Objective: To identify genetic variants in titin in a cohort of patients with muscle disorders.
Design, setting, and participants: In this case series, 9 patients with titinopathy and 4 other patients with possibly disease-causing variants in TTN were identified. Titin mutations were detected through targeted resequencing performed on DNA from 504 patients with muscular dystrophy, congenital myopathy, or other skeletal muscle disorders. Patients were enrolled from 10 clinical centers in April 2012 to December 2013. All of them had not received a diagnosis after undergoing an extensive investigation, including Sanger sequencing of candidate genes. The data analysis was performed between September 2013 and January 2017. Sequencing data were analyzed using an internal custom bioinformatics pipeline.
Main outcomes and measures: The identification of novel mutations in the TTN gene and novel patients with titinopathy. We performed an evaluation of putative causative variants in the TTN gene, combining genetic, clinical, and imaging data with messenger RNA and/or protein studies.

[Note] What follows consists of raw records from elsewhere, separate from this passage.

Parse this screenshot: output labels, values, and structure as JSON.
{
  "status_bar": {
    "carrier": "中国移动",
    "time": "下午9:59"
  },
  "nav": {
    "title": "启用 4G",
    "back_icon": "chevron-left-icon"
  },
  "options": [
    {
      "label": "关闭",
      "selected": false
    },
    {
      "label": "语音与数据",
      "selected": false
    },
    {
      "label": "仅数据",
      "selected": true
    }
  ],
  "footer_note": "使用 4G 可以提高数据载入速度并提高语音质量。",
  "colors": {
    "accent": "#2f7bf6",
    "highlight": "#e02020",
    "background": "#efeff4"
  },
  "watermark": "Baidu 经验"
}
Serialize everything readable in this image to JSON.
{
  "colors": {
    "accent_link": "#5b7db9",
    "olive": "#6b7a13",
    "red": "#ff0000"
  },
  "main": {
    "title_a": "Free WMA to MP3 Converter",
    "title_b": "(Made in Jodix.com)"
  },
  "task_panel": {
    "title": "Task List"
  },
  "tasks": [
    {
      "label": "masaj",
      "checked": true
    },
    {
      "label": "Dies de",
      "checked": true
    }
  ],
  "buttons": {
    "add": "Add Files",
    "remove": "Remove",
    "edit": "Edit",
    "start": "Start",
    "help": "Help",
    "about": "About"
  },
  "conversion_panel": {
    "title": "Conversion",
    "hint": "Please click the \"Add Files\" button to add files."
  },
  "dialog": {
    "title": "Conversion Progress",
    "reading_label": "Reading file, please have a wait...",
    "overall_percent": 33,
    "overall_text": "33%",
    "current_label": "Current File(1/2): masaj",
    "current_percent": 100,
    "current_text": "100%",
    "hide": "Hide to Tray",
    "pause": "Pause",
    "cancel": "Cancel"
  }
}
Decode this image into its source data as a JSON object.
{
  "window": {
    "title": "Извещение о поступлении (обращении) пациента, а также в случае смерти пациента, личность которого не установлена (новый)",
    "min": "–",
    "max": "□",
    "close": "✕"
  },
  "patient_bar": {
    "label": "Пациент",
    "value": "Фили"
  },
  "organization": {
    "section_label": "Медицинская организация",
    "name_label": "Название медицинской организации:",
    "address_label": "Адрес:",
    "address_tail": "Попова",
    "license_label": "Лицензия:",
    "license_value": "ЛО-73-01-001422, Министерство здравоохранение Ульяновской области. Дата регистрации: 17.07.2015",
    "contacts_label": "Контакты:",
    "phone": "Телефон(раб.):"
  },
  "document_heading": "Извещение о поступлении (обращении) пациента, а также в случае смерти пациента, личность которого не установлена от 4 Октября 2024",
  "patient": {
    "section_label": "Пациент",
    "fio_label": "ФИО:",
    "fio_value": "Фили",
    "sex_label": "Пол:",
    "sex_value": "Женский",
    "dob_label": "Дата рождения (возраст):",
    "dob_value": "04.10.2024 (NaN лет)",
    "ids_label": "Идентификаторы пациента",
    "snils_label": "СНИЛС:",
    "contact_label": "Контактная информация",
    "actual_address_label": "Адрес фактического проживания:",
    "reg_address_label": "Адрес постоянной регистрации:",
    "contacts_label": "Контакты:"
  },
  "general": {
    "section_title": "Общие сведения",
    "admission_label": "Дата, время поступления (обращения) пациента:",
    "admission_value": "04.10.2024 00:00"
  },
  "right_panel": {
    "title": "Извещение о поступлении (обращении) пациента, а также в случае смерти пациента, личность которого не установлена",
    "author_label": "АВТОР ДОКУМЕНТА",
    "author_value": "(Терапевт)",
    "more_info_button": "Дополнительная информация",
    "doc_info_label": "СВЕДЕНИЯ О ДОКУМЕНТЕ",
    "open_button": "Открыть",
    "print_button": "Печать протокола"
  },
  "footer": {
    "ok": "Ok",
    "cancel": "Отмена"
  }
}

Results: Of the 9 novel patients with titinopathy, 5 (55.5%) were men and the mean (SD) age at onset was 25 (15.8) years (range, 0-46 years). Of the 4 other patients (3 men and 1 woman) with possibly disease-causing TTN variants, 2 (50%) had a congenital myopathy and 2 (50%) had a slowly progressive distal myopathy with onset in the second decade. Most of the identified mutations were previously unreported. However, all the variants, even the already described mutations, require careful clinical and molecular evaluation of probands and relatives. Heterozygous truncating variants or unique missense changes are not sufficient to make a diagnosis of titinopathy.
Conclusions and relevance: The interpretation of TTN variants often requires further analyses, including a comprehensive evaluation of the clinical phenotype (deep phenotyping) as well as messenger RNA and protein studies. We propose a specific workflow for the clinical interpretation of genetic findings in titin.